People who worry about AI posing an existential risk to humans, one of OpenAI’s founding concerns, fear that such capabilities might lead to rogue AI. Safety concerns might arise if such AI systems are allowed to set their own goals and start to interface with a real physical world or digital world in some ways, says Collins.
But while math and AI might take us a step closer to more powerful AI systems, solving these sorts of math problems doesn’t signal the birth of a superintelligence.
“I don’t think it immediately gets us to AGI or scary situations,” says Collins. It’s also very important to underline what kind of math problems AI is solving, she adds.

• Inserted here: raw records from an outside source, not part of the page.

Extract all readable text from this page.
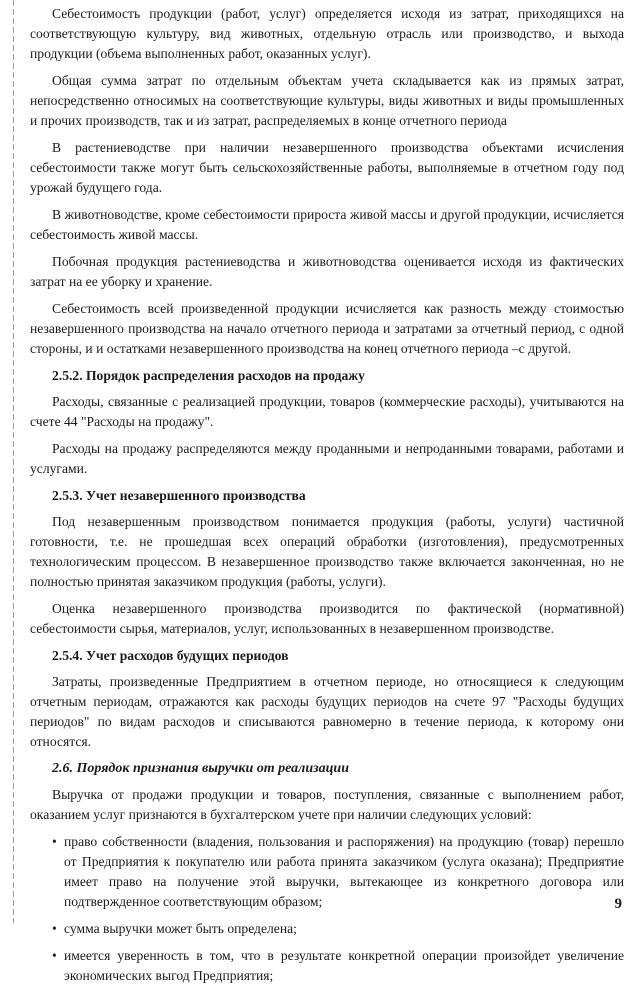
Себестоимость продукции (работ, услуг) определяется исходя из затрат, приходящихся на соответствующую культуру, вид животных, отдельную отрасль или производство, и выхода продукции (объема выполненных работ, оказанных услуг).

Общая сумма затрат по отдельным объектам учета складывается как из прямых затрат, непосредственно относимых на соответствующие культуры, виды животных и виды промышленных и прочих производств, так и из затрат, распределяемых в конце отчетного периода

В растениеводстве при наличии незавершенного производства объектами исчисления себестоимости также могут быть сельскохозяйственные работы, выполняемые в отчетном году под урожай будущего года.

В животноводстве, кроме себестоимости прироста живой массы и другой продукции, исчисляется себестоимость живой массы.

Побочная продукция растениеводства и животноводства оценивается исходя из фактических затрат на ее уборку и хранение.

Себестоимость всей произведенной продукции исчисляется как разность между стоимостью незавершенного производства на начало отчетного периода и затратами за отчетный период, с одной стороны, и и остатками незавершенного производства на конец отчетного периода –с другой.

2.5.2. Порядок распределения расходов на продажу

Расходы, связанные с реализацией продукции, товаров (коммерческие расходы), учитываются на счете 44 "Расходы на продажу".

Расходы на продажу распределяются между проданными и непроданными товарами, работами и услугами.

2.5.3. Учет незавершенного производства

Под незавершенным производством понимается продукция (работы, услуги) частичной готовности, т.е. не прошедшая всех операций обработки (изготовления), предусмотренных технологическим процессом. В незавершенное производство также включается законченная, но не полностью принятая заказчиком продукция (работы, услуги).

Оценка незавершенного производства производится по фактической (нормативной) себестоимости сырья, материалов, услуг, использованных в незавершенном производстве.

2.5.4. Учет расходов будущих периодов

Затраты, произведенные Предприятием в отчетном периоде, но относящиеся к следующим отчетным периодам, отражаются как расходы будущих периодов на счете 97 "Расходы будущих периодов" по видам расходов и списываются равномерно в течение периода, к которому они относятся.

2.6. Порядок признания выручки от реализации

Выручка от продажи продукции и товаров, поступления, связанные с выполнением работ, оказанием услуг признаются в бухгалтерском учете при наличии следующих условий:

• право собственности (владения, пользования и распоряжения) на продукцию (товар) перешло от Предприятия к покупателю или работа принята заказчиком (услуга оказана); Предприятие имеет право на получение этой выручки, вытекающее из конкретного договора или подтвержденное соответствующим образом;
• сумма выручки может быть определена;
• имеется уверенность в том, что в результате конкретной операции произойдет увеличение экономических выгод Предприятия;
9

“Solving elementary school math problems is very, very different from pushing the boundaries of mathematics at the level of something a Fields medalist [a top prize in mathematics] can do,” says Collins.
Machine learning research has focused on solving elementary school problems, but it’s a problem state-of-the-art AI systems haven’t fully cracked yet. Some AI models fail on really simple math problems, but then they can excel at really hard math problems, Collins says. OpenAI has, for example, developed dedicated AI tools that can solve challenging high-school olympiad problems, but these systems outperform humans only occasionally.

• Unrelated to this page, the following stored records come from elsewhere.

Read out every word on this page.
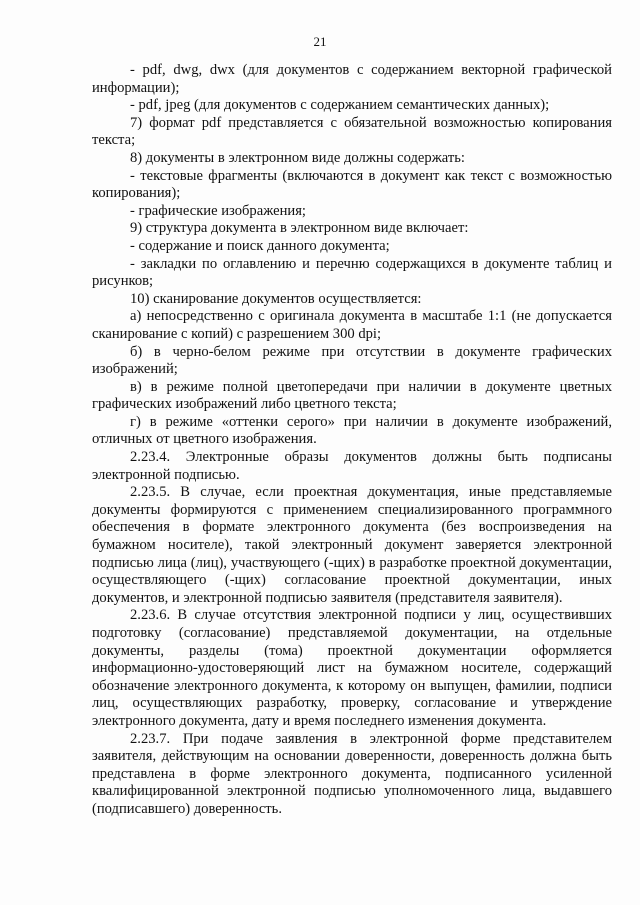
21

- pdf, dwg, dwx (для документов с содержанием векторной графической информации);

- pdf, jpeg (для документов с содержанием семантических данных);

7) формат pdf представляется с обязательной возможностью копирования текста;

8) документы в электронном виде должны содержать:

- текстовые фрагменты (включаются в документ как текст с возможностью копирования);

- графические изображения;

9) структура документа в электронном виде включает:

- содержание и поиск данного документа;

- закладки по оглавлению и перечню содержащихся в документе таблиц и рисунков;

10) сканирование документов осуществляется:

а) непосредственно с оригинала документа в масштабе 1:1 (не допускается сканирование с копий) с разрешением 300 dpi;

б) в черно-белом режиме при отсутствии в документе графических изображений;

в) в режиме полной цветопередачи при наличии в документе цветных графических изображений либо цветного текста;

г) в режиме «оттенки серого» при наличии в документе изображений, отличных от цветного изображения.

2.23.4. Электронные образы документов должны быть подписаны электронной подписью.

2.23.5. В случае, если проектная документация, иные представляемые документы формируются с применением специализированного программного обеспечения в формате электронного документа (без воспроизведения на бумажном носителе), такой электронный документ заверяется электронной подписью лица (лиц), участвующего (-щих) в разработке проектной документации, осуществляющего (-щих) согласование проектной документации, иных документов, и электронной подписью заявителя (представителя заявителя).

2.23.6. В случае отсутствия электронной подписи у лиц, осуществивших подготовку (согласование) представляемой документации, на отдельные документы, разделы (тома) проектной документации оформляется информационно-удостоверяющий лист на бумажном носителе, содержащий обозначение электронного документа, к которому он выпущен, фамилии, подписи лиц, осуществляющих разработку, проверку, согласование и утверждение электронного документа, дату и время последнего изменения документа.

2.23.7. При подаче заявления в электронной форме представителем заявителя, действующим на основании доверенности, доверенность должна быть представлена в форме электронного документа, подписанного усиленной квалифицированной электронной подписью уполномоченного лица, выдавшего (подписавшего) доверенность.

Nevertheless, building an AI system that can solve math equations is a cool development, if that is indeed what Q* can do. A deeper understanding of mathematics could open up applications to help scientific research and engineering, for example. The ability to generate mathematical responses could help us develop better personalized tutoring, or help mathematicians do algebra quicker or solve more complicated problems.
This is also not the first time a new model has sparked AGI hype. Just last year, tech folks were saying the same things about Google DeepMind’s Gato, a “generalist” AI model that can play Atari video games, caption images, chat, and stack blocks with a real robot arm. Back then, some AI researchers claimed that DeepMind was “on the verge” of AGI, because of its ability to do so many different things pretty well. Same hype machine, different AI lab.
And while it might be great PR, these hype cycles do more harm than good for the entire field by distracting people from the real, tangible harms and problems around AI. Rumors about a powerful new AI model might also be a massive own goal for the regulation-averse tech sector. The EU, for example, is very close to finalizing its sweeping AI Act. One of the biggest fights right now among lawmakers is whether to give tech companies more power to self-regulate cutting-edge AI models.
OpenAI’s board was designed as the company’s internal kill switch and governance mechanism to prevent the launch of harmful technologies. The past week’s boardroom drama has shown how the bottom line will always prevail at these companies. It will also make it harder to make a case for why these companies should be trusted with self-regulation. Lawmakers, take note.